Mt. Gox Creditors Seek to Remove Exchange From Bankruptcy

A group of major creditors of Japanese cryptocurrency exchange Mt. Gox have filed a court petition urging that the disgraced and now-defunct exchange be removed from bankruptcy, in order to prevent its CEO Mark Karpeles from walking away with a billion dollar profit.

According to a report by Financial Times, the legal bid to move the exchange out of bankruptcy and into civil rehabilitation comes in the wake of Bitcoin’s recent price surge, after which the 202,185 Bitcoins held by the Mt. Gox trustee have risen to approximately $3 billion in value.

Mt. Gox was one of the world’s most popular Bitcoin exchanges before it was shut down in February 2014 following claims that its own Bitcoins and those belonging to customers had all disappeared from the exchange’s digital vaults. Initially labelled a hack, the case remains unresolved to this date. However, approximately 202,185 Bitcoins were later discovered in one digital wallet, which are now in a trustee’s custody.

Following its scandal-ridden collapse in 2014, and CEO Karpeles’ arrest on grounds of embezzlement, fraud, and data manipulation, Mt. Gox’s case went on trial in Japan earlier this year. Karpeles has repeatedly denied all allegations.

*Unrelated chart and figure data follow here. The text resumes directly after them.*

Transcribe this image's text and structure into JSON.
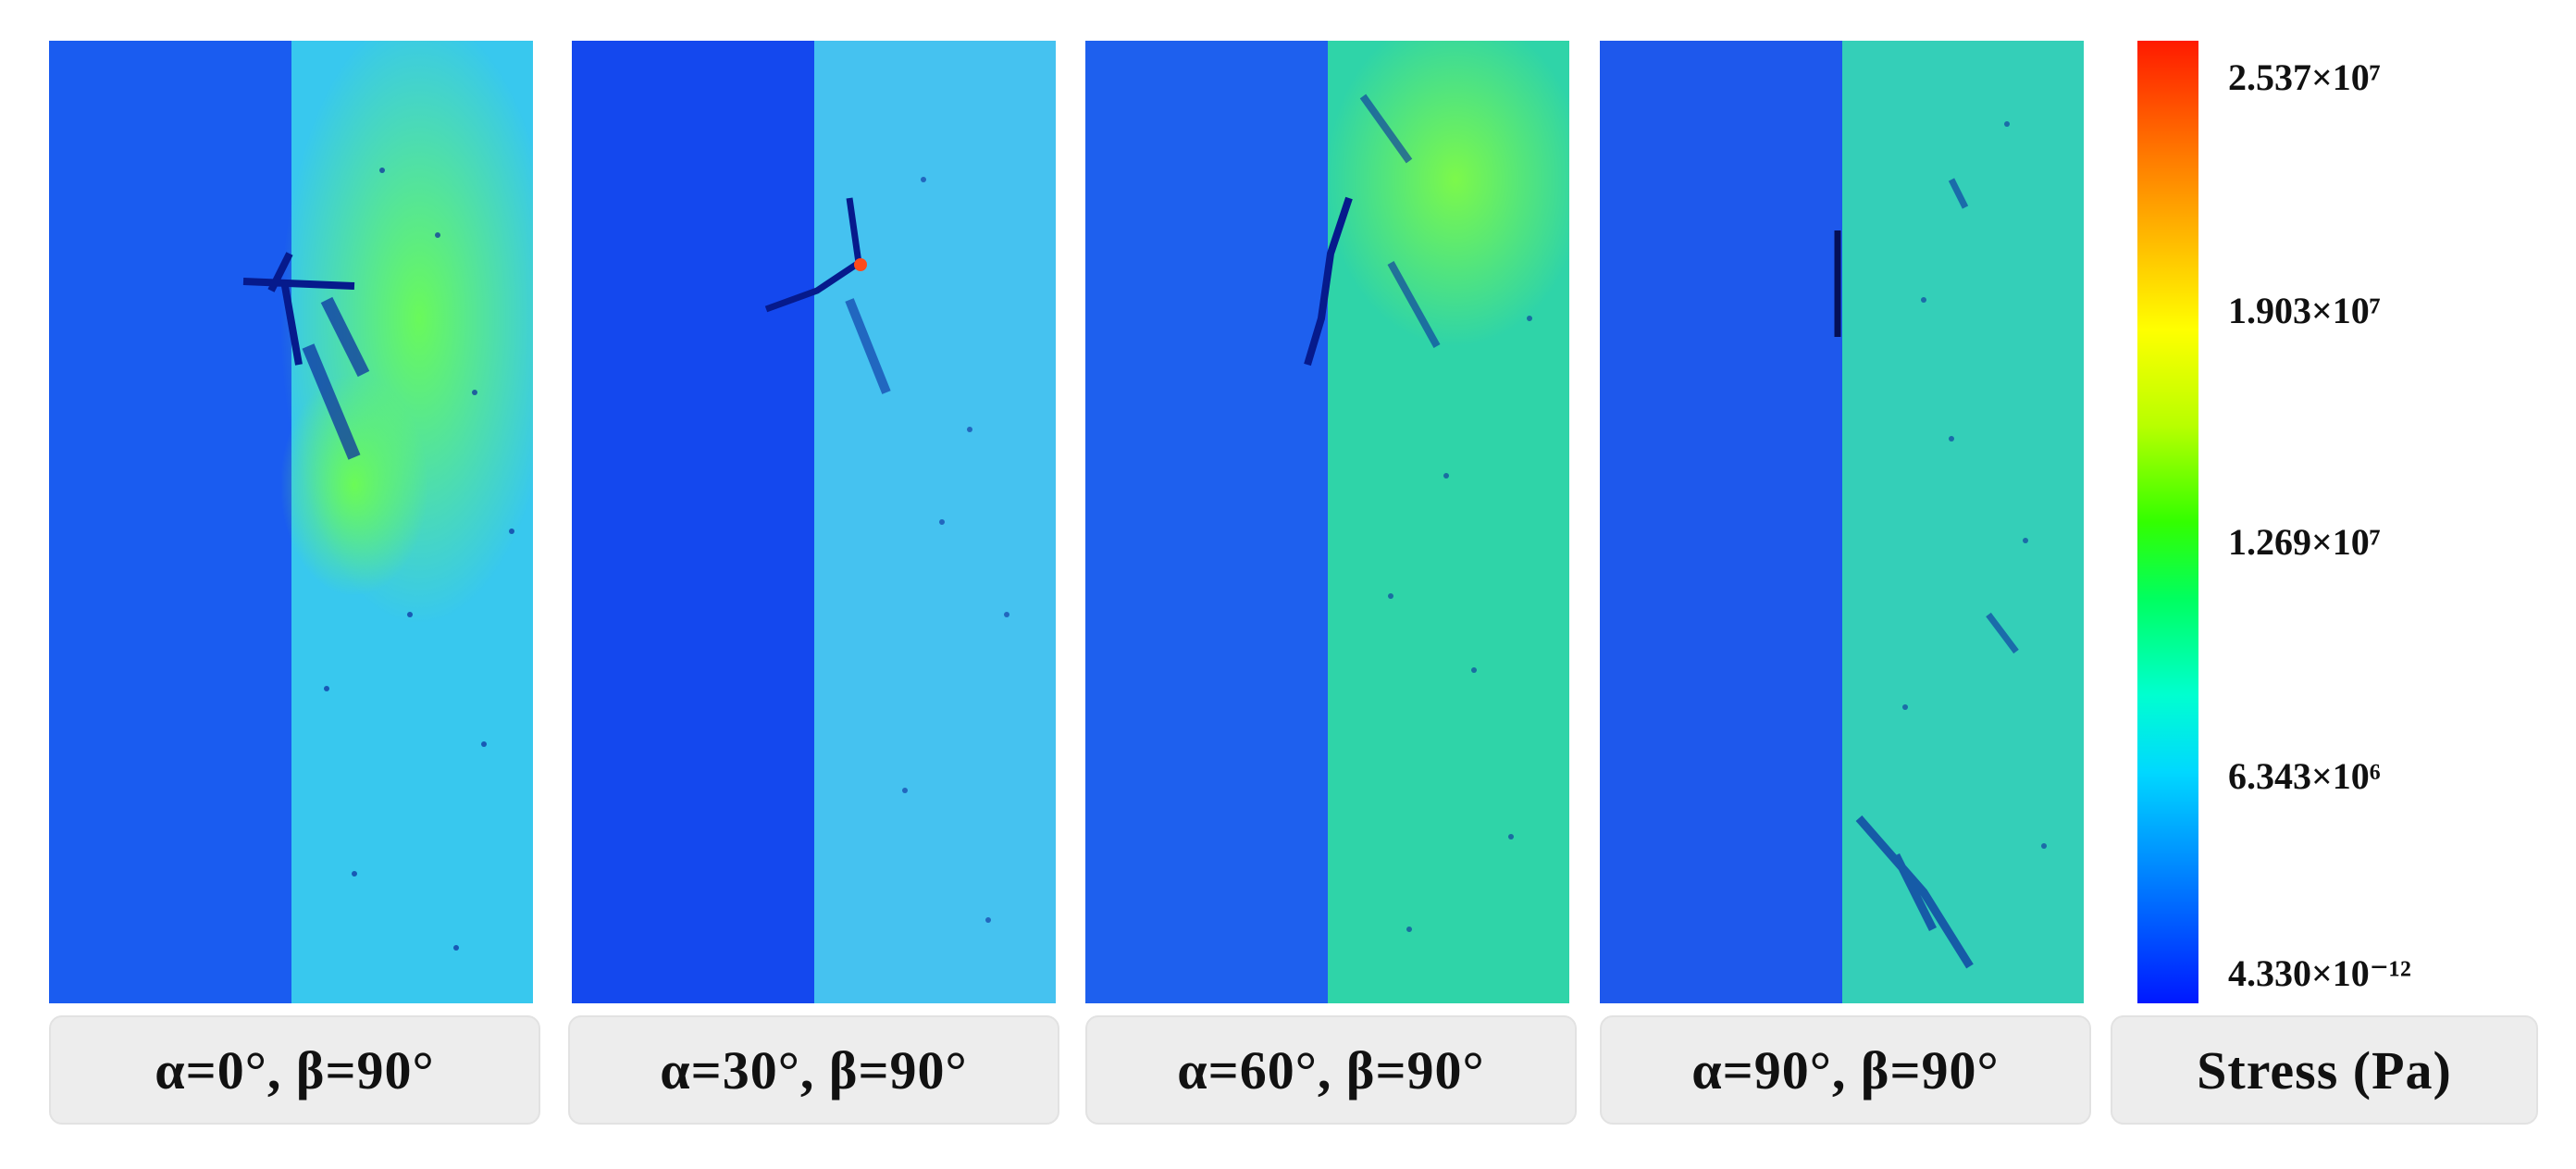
{
  "panels": [
    {
      "caption": "α=0°,  β=90°",
      "left_color": "#1a5cf0",
      "right_color": "#38c8ee",
      "feature": "crack-x"
    },
    {
      "caption": "α=30°,  β=90°",
      "left_color": "#1448ee",
      "right_color": "#45c2f0",
      "feature": "crack-zigzag"
    },
    {
      "caption": "α=60°,  β=90°",
      "left_color": "#1e60ee",
      "right_color": "#2fd4a8",
      "feature": "crack-diagonal"
    },
    {
      "caption": "α=90°,  β=90°",
      "left_color": "#1e58ec",
      "right_color": "#34cfb8",
      "feature": "crack-vertical"
    }
  ],
  "colorbar": {
    "title": "Stress (Pa)",
    "ticks": [
      "2.537×10⁷",
      "1.903×10⁷",
      "1.269×10⁷",
      "6.343×10⁶",
      "4.330×10⁻¹²"
    ]
  }
}
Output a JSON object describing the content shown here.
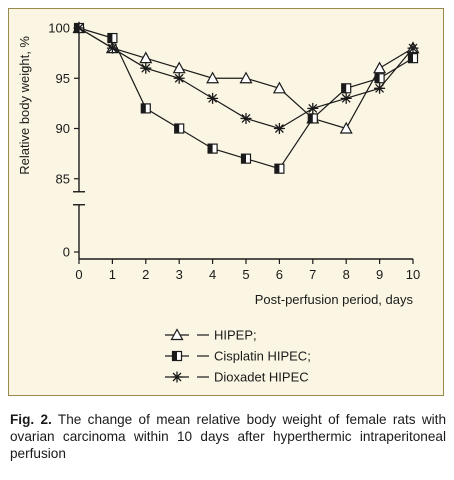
{
  "chart_data": {
    "type": "line",
    "xlabel": "Post-perfusion period, days",
    "ylabel": "Relative body weight, %",
    "x": [
      0,
      1,
      2,
      3,
      4,
      5,
      6,
      7,
      8,
      9,
      10
    ],
    "xlim": [
      0,
      10
    ],
    "ylim": [
      85,
      100
    ],
    "y_axis_break": true,
    "y_ticks": [
      100,
      95,
      90,
      85,
      0
    ],
    "grid": false,
    "legend_position": "bottom-center",
    "series": [
      {
        "name": "HIPEP;",
        "marker": "triangle",
        "values": [
          100,
          98,
          97,
          96,
          95,
          95,
          94,
          91,
          90,
          96,
          98
        ]
      },
      {
        "name": "Cisplatin HIPEC;",
        "marker": "half-filled-square",
        "values": [
          100,
          99,
          92,
          90,
          88,
          87,
          86,
          91,
          94,
          95,
          97
        ]
      },
      {
        "name": "Dioxadet HIPEC",
        "marker": "asterisk",
        "values": [
          100,
          98,
          96,
          95,
          93,
          91,
          90,
          92,
          93,
          94,
          98
        ]
      }
    ]
  },
  "caption": {
    "label": "Fig. 2.",
    "text": "The change of mean relative body weight of female rats with ovarian carcinoma within 10 days after hyperthermic intraperitoneal perfusion"
  },
  "colors": {
    "panel": "#fbf6e3",
    "border": "#9a8a4a",
    "ink": "#1a1a1a"
  }
}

Outrage ensued last month among creditors after it was revealed Karpeles stood to walk away from the trial as a multibillionaire, owing to a technicality in Japanese bankruptcy law. Currently, if Mt. Gox maintains its bankrupt status, the assets in the trustee’s custody will be liquidated, and the payouts creditors receive will be in accordance with the exchange rate at the time the bankruptcy proceedings began in 2014 – roughly $440 per Bitcoin, which is nothing in comparison to the current price of over $17,000 per Bitcoin. Karpeles, by comparison, will stand to collect a massive profit after liabilities have been paid off.

The latest petition, filed by creditors this month, urges the court to change the exchange’s bankrupt status, now that its assets have grown bigger than its liabilities – the Bitcoins in the trustee’s custody are worth well over $3 billion, at Bitcoin’s current price.

If the current liquidation plan is pursued, the sale of the Bitcoins (at their current rate) would allow Mt. Gox to meet all liabilities and, in accordance with Japanese law, permit Karpeles to walk away with a fortune of over $2 billion.

The creditors’ most recent petition, however, requests the court to consider changing the exchange’s status from bankruptcy to civil rehabilitation. This would mean that Mt. Gox’s Bitcoins would not need to be sold – rather, they will be fully distributed among claimants on a pro-rata basis.

The petition is currently under the court’s consideration, and a decision has yet to be announced. FT reports that the entire case hinges, according to creditors, on a “battle of experts”, and it remains to be seen who will win out – the team behind the bankruptcy trustee, lobbying for the current liquidation plan on grounds of its stability, or the team hired by creditors, arguing for the quicker and more just solution of changing the exchange’s bankrupt status.